Wednesday, August 9, 2017

Taliban Leader Feared Pakistan Before He Was Killed





By CARLOTTA GALL and RUHULLAH KHAPALWAKAUG
In the hours before he was killed in an American drone strike, Mullah Akhtar Muhammad Mansour, then the Taliban leader, knew something was wrong.
He was on his way home from a secret visit to Iran in May 2016, driving across a remote stretch of southwestern Pakistan, when he called his brother and relatives to prepare them for his death.
“He knew something was happening,” a former Taliban commander, who is close to Mullah Mansour’s inner circle, said in an interview. “That’s why he was telling his family members what to do and to stay united.”
It is rare for a Taliban commander to sit for an interview, but this one spoke on the condition that his name or location not be made public, because he had recently defected from the insurgents’ ranks and his life was under threat.
His account offered previously unreported insights into the final hours of Mullah Mansour’s life, and why and how he was killed, revealing a dangerously widening rift with his Pakistani sponsors. The account was complemented and supported in interviews with two senior Afghan officials who have conducted their own investigations into the Taliban leader’s death — Haji Agha Lalai, presidential adviser and deputy governor of Kandahar; and Gen. Abdul Raziq, the police chief of Kandahar Province.
More than a year after the event, Afghans on both sides of the war and a growing number of Western security analysts say that Pakistan most likely engineered Mullah Mansour’s death to remove a Taliban leader it no longer trusted.
“Pakistan was making very strong demands,” the former commander said. “Mansour was saying you cannot force me on everything. I am running the insurgency, doing the fighting and taking casualties and you cannot force us.”
After Mullah Mansour’s death, Mawlawi Haibatullah Akhundzada, an Islamic cleric with no military experience, was selected as leader of the Taliban. Yet Afghanistan has seen little reprieve with his death, as hard-liners within the movement took over and redoubled their offensive to take power. There is little chance of anyone speaking out, the former commander said. “Ninety percent of the Taliban blame the Pakistanis,” he said. “But they cannot say anything. They are scared.” Mullah Mansour had been intent on expanding his sources of support as he prepared an ambitious offensive across eight provinces in Afghanistan last year, they said.
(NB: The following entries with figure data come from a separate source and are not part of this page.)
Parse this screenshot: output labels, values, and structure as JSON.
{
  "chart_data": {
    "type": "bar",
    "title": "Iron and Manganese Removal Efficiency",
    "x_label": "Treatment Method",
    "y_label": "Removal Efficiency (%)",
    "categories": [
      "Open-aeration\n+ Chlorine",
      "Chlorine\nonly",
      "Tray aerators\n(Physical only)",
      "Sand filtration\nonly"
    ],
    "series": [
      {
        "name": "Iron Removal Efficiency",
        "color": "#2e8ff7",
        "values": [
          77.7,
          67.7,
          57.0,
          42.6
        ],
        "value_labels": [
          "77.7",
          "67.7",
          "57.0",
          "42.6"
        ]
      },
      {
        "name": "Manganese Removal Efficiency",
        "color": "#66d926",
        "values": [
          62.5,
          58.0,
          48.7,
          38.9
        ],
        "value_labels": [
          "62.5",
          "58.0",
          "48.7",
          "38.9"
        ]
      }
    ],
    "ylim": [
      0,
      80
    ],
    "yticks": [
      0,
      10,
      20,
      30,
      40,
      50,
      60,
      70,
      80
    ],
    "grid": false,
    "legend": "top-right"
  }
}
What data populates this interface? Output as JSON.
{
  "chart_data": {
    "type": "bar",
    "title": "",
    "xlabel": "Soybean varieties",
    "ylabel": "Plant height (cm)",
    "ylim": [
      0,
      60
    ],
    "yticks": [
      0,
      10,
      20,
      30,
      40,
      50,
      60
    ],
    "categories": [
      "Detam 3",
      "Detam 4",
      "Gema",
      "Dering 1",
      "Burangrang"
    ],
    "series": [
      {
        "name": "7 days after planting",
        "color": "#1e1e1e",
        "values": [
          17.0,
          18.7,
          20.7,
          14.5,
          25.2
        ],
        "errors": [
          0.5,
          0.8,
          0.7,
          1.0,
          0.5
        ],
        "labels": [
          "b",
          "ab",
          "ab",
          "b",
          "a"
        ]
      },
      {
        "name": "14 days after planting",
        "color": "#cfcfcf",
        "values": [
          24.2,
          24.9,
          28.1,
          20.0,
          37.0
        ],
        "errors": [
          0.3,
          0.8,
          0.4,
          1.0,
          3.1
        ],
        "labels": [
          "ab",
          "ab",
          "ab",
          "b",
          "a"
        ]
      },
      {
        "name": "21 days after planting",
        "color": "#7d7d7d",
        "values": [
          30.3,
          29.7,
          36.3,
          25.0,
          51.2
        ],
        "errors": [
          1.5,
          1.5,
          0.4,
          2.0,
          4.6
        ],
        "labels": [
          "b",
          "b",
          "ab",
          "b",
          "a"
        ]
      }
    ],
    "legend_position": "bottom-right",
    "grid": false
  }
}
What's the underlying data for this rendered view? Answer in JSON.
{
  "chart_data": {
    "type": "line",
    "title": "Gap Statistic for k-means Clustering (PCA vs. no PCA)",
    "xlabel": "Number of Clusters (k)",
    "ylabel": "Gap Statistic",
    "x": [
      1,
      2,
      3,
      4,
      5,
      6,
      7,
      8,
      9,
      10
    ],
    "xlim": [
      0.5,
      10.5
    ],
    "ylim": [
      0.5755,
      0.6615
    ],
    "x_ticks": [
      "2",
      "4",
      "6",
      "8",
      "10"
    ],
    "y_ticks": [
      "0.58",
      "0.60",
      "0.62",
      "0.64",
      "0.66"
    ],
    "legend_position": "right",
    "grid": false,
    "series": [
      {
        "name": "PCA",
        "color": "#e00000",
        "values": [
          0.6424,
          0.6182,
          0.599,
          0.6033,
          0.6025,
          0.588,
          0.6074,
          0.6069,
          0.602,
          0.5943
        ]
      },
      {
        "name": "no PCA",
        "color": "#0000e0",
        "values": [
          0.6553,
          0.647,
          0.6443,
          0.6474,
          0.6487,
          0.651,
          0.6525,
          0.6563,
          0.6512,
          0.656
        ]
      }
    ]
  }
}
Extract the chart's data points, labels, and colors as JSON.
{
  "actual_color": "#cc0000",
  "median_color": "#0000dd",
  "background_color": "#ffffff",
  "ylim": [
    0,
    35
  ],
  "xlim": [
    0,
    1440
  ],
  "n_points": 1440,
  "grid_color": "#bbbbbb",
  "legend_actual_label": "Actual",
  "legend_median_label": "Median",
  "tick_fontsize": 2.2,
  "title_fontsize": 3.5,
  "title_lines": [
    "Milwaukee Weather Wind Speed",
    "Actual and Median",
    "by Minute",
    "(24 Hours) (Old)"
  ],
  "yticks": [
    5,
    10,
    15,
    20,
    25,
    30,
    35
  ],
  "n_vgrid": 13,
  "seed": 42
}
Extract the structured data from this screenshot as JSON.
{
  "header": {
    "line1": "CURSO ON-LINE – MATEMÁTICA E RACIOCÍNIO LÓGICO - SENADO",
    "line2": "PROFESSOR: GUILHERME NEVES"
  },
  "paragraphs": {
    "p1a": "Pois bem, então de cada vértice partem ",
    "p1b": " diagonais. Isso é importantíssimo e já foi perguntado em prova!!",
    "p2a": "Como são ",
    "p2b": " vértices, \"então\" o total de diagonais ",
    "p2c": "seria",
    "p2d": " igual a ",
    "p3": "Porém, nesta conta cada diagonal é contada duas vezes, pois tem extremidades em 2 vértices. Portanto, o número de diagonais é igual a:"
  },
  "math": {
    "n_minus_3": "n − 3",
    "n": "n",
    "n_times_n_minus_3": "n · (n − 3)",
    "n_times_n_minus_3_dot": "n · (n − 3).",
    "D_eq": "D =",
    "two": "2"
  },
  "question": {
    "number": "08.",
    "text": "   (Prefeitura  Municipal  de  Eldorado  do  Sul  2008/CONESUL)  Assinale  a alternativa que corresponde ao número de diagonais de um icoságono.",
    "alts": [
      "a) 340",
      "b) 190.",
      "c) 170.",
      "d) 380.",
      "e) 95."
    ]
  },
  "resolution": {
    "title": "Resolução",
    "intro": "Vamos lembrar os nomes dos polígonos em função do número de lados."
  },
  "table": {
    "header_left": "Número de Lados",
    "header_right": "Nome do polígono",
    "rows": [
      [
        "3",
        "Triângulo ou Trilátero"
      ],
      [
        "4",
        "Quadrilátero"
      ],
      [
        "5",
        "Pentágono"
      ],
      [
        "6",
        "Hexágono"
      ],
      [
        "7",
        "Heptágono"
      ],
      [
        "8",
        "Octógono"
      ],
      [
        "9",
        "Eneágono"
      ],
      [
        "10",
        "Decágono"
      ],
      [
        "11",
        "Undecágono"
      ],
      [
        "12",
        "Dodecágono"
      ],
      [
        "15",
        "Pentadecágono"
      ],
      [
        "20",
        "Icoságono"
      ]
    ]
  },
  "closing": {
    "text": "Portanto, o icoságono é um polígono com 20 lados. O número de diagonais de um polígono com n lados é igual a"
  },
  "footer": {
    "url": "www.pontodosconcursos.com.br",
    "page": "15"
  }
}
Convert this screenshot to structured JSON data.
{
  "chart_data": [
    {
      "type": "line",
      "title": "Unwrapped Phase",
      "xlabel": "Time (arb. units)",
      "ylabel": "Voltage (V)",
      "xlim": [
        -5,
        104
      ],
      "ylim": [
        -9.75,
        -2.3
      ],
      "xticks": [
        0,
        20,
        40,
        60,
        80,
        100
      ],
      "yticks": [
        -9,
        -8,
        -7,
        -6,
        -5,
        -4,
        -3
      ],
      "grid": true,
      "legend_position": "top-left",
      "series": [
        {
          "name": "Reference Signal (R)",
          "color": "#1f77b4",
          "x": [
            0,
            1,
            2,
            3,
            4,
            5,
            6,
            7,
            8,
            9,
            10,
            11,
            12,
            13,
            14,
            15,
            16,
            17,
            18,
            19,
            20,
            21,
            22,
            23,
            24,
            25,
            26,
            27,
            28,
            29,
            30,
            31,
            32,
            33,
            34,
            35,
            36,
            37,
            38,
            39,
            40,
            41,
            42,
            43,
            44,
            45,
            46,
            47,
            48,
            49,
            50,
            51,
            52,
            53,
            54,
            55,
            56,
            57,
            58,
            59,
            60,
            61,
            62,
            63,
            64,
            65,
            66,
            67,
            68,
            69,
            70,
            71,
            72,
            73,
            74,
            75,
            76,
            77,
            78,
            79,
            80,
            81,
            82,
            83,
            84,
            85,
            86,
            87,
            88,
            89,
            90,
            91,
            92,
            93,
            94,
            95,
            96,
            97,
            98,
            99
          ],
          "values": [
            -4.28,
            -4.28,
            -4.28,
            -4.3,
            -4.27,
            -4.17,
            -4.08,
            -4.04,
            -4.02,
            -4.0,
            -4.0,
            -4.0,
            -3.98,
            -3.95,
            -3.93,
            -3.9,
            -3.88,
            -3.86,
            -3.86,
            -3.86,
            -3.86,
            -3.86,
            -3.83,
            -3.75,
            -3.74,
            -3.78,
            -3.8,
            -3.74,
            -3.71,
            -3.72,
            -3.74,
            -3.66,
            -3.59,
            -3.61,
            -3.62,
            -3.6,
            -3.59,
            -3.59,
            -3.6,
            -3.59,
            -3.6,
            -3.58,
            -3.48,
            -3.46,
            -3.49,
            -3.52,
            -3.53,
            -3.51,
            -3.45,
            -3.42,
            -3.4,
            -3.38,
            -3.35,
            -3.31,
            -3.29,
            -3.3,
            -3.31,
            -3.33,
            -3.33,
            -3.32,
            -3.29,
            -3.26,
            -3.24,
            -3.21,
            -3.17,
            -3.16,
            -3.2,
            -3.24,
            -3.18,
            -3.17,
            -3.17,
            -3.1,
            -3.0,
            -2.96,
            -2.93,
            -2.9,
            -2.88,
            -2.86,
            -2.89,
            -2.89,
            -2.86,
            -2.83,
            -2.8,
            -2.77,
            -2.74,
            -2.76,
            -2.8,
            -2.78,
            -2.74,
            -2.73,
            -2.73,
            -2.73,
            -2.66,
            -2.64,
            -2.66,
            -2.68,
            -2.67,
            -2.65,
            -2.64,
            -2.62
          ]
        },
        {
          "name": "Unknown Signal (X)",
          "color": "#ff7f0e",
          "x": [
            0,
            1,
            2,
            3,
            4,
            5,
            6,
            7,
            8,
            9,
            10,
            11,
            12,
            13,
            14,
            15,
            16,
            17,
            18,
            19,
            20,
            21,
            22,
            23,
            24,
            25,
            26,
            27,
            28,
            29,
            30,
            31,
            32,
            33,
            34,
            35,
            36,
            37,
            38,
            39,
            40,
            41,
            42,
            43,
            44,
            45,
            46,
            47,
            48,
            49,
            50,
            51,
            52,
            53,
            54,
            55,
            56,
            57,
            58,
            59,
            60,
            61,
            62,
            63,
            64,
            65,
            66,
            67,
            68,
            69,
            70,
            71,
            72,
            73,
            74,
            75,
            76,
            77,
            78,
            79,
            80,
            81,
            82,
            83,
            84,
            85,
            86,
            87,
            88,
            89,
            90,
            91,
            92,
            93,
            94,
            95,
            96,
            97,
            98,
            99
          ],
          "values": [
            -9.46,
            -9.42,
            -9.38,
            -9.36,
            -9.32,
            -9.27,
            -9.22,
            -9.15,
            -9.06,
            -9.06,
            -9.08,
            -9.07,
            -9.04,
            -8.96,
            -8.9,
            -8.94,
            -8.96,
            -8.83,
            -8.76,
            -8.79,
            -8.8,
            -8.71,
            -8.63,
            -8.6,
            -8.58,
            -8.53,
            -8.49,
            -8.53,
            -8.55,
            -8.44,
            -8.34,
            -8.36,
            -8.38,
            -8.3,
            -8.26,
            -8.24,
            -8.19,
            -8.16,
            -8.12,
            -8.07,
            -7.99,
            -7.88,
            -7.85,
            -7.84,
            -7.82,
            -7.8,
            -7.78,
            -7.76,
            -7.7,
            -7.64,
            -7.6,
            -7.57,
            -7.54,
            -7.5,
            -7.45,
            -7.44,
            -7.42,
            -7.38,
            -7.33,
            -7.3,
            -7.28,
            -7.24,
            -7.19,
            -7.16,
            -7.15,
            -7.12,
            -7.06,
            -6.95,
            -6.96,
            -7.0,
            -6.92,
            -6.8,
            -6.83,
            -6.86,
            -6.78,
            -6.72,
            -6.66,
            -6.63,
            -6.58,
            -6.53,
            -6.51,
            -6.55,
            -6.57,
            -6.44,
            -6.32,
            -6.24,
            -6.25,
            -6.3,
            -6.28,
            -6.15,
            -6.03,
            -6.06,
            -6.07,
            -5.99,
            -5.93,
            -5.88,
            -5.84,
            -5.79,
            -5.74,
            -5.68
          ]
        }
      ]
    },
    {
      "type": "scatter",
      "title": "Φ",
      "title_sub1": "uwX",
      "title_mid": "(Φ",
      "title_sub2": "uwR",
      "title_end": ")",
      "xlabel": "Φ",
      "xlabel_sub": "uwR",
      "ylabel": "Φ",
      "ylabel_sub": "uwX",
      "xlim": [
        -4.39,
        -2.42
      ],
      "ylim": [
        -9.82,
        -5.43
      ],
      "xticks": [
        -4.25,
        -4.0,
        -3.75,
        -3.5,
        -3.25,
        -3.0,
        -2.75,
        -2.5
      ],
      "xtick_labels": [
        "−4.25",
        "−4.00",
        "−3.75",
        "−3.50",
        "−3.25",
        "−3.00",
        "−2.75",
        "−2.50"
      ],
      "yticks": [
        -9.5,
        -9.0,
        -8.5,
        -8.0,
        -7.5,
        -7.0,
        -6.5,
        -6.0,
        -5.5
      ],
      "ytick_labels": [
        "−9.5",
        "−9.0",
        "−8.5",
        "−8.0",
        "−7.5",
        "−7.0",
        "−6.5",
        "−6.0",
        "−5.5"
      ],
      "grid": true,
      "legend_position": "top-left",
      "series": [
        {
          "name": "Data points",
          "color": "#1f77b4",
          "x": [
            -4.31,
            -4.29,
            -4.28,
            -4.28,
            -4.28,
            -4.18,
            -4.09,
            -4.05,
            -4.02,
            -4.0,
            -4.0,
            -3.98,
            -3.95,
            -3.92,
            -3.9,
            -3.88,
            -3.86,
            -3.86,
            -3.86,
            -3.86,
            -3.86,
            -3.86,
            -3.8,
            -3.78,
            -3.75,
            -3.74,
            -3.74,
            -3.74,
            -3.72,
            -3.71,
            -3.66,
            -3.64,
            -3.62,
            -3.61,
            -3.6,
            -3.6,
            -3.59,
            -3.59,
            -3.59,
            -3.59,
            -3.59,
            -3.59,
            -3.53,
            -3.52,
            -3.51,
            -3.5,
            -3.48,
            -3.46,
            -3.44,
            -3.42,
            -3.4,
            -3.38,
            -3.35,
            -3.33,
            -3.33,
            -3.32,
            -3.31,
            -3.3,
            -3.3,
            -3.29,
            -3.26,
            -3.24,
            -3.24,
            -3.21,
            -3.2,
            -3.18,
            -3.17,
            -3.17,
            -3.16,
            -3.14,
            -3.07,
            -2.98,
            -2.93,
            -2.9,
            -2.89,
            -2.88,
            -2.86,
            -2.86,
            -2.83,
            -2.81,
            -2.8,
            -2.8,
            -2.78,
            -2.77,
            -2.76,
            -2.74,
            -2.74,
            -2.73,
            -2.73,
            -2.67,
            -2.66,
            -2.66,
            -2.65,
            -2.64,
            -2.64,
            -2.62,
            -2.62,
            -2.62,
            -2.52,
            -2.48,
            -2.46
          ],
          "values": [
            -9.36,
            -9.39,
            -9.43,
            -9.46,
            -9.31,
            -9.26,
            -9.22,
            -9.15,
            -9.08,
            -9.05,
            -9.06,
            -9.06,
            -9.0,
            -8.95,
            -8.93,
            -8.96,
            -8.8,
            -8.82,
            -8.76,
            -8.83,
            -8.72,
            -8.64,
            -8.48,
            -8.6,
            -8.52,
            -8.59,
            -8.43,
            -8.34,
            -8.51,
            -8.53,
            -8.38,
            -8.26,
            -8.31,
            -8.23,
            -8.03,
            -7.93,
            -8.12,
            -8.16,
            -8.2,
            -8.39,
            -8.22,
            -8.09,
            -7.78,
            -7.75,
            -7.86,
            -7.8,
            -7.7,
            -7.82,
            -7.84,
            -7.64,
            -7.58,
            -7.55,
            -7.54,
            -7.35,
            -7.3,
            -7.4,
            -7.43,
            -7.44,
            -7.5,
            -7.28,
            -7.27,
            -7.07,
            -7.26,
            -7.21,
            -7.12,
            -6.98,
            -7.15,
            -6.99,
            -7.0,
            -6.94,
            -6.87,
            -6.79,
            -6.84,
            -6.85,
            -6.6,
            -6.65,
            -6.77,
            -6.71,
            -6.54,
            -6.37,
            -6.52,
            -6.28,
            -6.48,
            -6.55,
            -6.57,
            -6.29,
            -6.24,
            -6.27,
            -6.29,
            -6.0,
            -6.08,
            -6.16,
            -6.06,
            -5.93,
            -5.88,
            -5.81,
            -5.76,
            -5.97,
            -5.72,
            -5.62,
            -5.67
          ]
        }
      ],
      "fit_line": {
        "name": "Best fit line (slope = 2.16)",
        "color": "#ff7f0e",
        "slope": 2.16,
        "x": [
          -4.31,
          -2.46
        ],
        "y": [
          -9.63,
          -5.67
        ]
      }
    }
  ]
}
He relied on Pakistan’s Intelligence Service and donors from Arab gulf states, as well as Afghan drug lords, for the main financing of the Taliban, but he was also seeking weapons and other support from Iran, and even Russia. He met officials from both countries on his last visit to Iran.
Mullah Mansour’s outreach to Iran was also aimed at getting the Taliban out from under Pakistan’s thumb, according to his former associate and Afghan officials, so he could maneuver to run the war, but also negotiate peace, on his own terms. That was where his differences with Pakistan had grown sharpest.
Mullah Mansour had resisted orders from Pakistan’s intelligence agency, the ISI, to destroy infrastructure — schools, bridges and roads — to increase the cost of the war for the Afghan government. He opposed the promotion of Pakistan’s hard-line protégé Sirajuddin Haqqani to be his deputy, and he had dodged Pakistan’s demands to push its agenda in negotiations. Critically, he wanted to devolve more power to regional Taliban commanders, allowing them to raise their own funds and make their own decisions, in order to own the Afghan nationalist cause and loosen Pakistan’s control over the insurgency.
Others with close knowledge of the Taliban, including the former Taliban finance minister and peace mediator Agha Jan Motasim, said that Mullah Mansour was ready to negotiate and had sent top representatives to successive meetings in Pakistan.
While on his way to Iran, Mullah Mansour had stopped in the Girdi Jungle refugee camp, a hub of Taliban activity in Pakistan, where he called on Taliban commanders and elders to gather for a meeting.
“Ten days before he was killed he sent messages to villages and to commanders asking them to share their views on peace talks,” said General Raziq, the police chief of Kandahar Province, a fierce opponent of the Taliban, who knows the movement well.
He says that Mullah Mansour was looking for new protectors as his disagreements with Pakistan were growing.